Verizon Foundation Grant Enables UCSB Linguistics Project to Include Additional High Schools and Upward Bound Program

A project at UC Santa Barbara that has area high school students conducting original research on language in their communities will expand to include two partner schools and an Upward Bound program thanks to a $30,000 grant from the Verizon Foundation, the philanthropic arm of Verizon Communications. The students are part of School Kids Investigating Language in Life and Society (SKILLS), a project sponsored by Verizon and UCSB's Office of Education Partnerships.

The Verizon grant allows the program to include Santa Barbara and Carpinteria high schools, as well as UCSB's Upward Bound Saturday College program, which serves students at five area high schools. The students, nearly 100 in all, are guided in their work by a team of UCSB graduate and undergraduate students in linguistics, Chicana and Chicano studies, education, sociology, and Spanish.

Beginning at 9 a.m. on Friday, May 18, 35 students from the program will present their projects in the McCune Conference Room, 6020 Humanities and Social Sciences Building at UCSB. The event is free and open to the public.

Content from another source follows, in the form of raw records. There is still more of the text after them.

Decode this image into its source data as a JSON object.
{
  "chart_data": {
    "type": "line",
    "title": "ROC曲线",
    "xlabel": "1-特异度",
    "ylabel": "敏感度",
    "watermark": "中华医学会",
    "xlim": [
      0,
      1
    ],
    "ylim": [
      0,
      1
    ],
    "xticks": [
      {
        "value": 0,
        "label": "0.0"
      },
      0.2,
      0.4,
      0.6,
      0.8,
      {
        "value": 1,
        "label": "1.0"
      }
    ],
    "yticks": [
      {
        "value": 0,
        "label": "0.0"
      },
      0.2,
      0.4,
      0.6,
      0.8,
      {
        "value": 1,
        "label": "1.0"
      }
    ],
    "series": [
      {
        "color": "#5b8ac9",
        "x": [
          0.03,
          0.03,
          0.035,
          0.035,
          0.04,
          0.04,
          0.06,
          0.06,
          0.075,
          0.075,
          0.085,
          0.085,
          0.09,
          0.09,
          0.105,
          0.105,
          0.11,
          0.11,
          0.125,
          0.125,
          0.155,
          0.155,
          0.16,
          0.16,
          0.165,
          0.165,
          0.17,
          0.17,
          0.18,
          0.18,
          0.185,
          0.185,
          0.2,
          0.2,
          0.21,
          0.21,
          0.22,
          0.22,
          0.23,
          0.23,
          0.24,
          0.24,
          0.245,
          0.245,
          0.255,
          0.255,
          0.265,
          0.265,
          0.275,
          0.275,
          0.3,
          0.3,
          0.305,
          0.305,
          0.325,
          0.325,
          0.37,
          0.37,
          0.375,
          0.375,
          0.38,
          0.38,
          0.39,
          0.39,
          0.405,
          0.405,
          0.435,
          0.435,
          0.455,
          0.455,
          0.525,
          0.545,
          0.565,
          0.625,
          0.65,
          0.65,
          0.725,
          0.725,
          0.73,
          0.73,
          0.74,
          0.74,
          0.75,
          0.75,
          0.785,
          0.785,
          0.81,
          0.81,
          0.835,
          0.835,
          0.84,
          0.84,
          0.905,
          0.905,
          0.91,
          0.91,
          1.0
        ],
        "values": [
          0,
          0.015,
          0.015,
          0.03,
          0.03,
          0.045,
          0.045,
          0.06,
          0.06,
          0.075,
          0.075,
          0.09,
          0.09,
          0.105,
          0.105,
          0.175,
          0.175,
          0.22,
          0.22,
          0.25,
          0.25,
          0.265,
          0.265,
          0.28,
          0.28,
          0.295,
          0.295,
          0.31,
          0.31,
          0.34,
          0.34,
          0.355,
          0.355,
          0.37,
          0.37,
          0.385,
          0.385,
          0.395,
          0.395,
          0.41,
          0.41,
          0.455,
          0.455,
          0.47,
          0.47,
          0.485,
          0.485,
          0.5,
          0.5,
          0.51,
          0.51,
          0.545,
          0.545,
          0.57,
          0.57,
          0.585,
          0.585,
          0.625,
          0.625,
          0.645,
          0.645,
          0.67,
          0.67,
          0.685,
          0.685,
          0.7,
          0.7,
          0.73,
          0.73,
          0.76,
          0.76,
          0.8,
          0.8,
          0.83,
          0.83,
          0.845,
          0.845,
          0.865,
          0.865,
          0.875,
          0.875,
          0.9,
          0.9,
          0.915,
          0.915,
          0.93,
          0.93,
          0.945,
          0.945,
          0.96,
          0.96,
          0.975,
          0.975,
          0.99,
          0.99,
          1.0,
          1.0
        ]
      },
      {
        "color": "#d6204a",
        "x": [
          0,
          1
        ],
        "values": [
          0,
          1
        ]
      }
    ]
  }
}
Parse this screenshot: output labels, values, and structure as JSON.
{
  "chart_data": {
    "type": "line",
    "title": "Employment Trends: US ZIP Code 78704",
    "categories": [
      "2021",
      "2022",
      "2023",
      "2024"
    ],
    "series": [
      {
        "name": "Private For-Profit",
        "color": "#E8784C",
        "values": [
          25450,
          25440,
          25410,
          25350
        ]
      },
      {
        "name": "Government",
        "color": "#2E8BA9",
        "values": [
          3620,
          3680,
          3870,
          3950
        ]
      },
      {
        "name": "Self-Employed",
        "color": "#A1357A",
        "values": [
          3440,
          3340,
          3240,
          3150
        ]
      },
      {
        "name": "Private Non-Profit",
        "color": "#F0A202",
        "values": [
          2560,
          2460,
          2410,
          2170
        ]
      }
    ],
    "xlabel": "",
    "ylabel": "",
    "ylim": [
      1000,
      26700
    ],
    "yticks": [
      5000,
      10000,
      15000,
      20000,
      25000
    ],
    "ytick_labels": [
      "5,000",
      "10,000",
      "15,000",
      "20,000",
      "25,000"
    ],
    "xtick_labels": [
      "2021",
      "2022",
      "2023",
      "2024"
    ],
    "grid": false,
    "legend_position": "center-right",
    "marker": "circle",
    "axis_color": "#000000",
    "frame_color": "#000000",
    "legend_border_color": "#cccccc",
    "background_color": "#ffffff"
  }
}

The students have been carrying out a variety of projects as part of the SKILLS program, including creating an online dictionary of local youth slang, documenting their own linguistic autobiographies and the linguistic oral histories of family members, producing video ethnographies of language in their schools and communities, and creating public awareness projects to challenge linguistic stereotyping and prejudice.

"Students of all linguistic and academic backgrounds benefit from SKILLS," said Mary Bucholtz, professor of linguistics at UCSB and director of the project. "They're not just learning a set of facts. They're learning to look at everyday speech in a whole new way they're collecting and making sense of data, and they're communicating their ideas to the wider world. These kinds of opportunities are rare for high school students, and, even if they don't plan to become linguists, the skills they gain are valuable for college and their careers."

While the project enriches students academically and personally, it is also of value to researchers, according to Bucholtz. "Young people are really the language experts in our society," she said. "They're at the cutting edge of linguistic innovation, so their knowledge is invaluable for linguistic research. The students in SKILLS are helping us to understand how they use language."

The SKILLS project is an initiative of the Center for California Languages and Cultures, part of UCSB's Institute for Social, Behavioral, and Economic Research.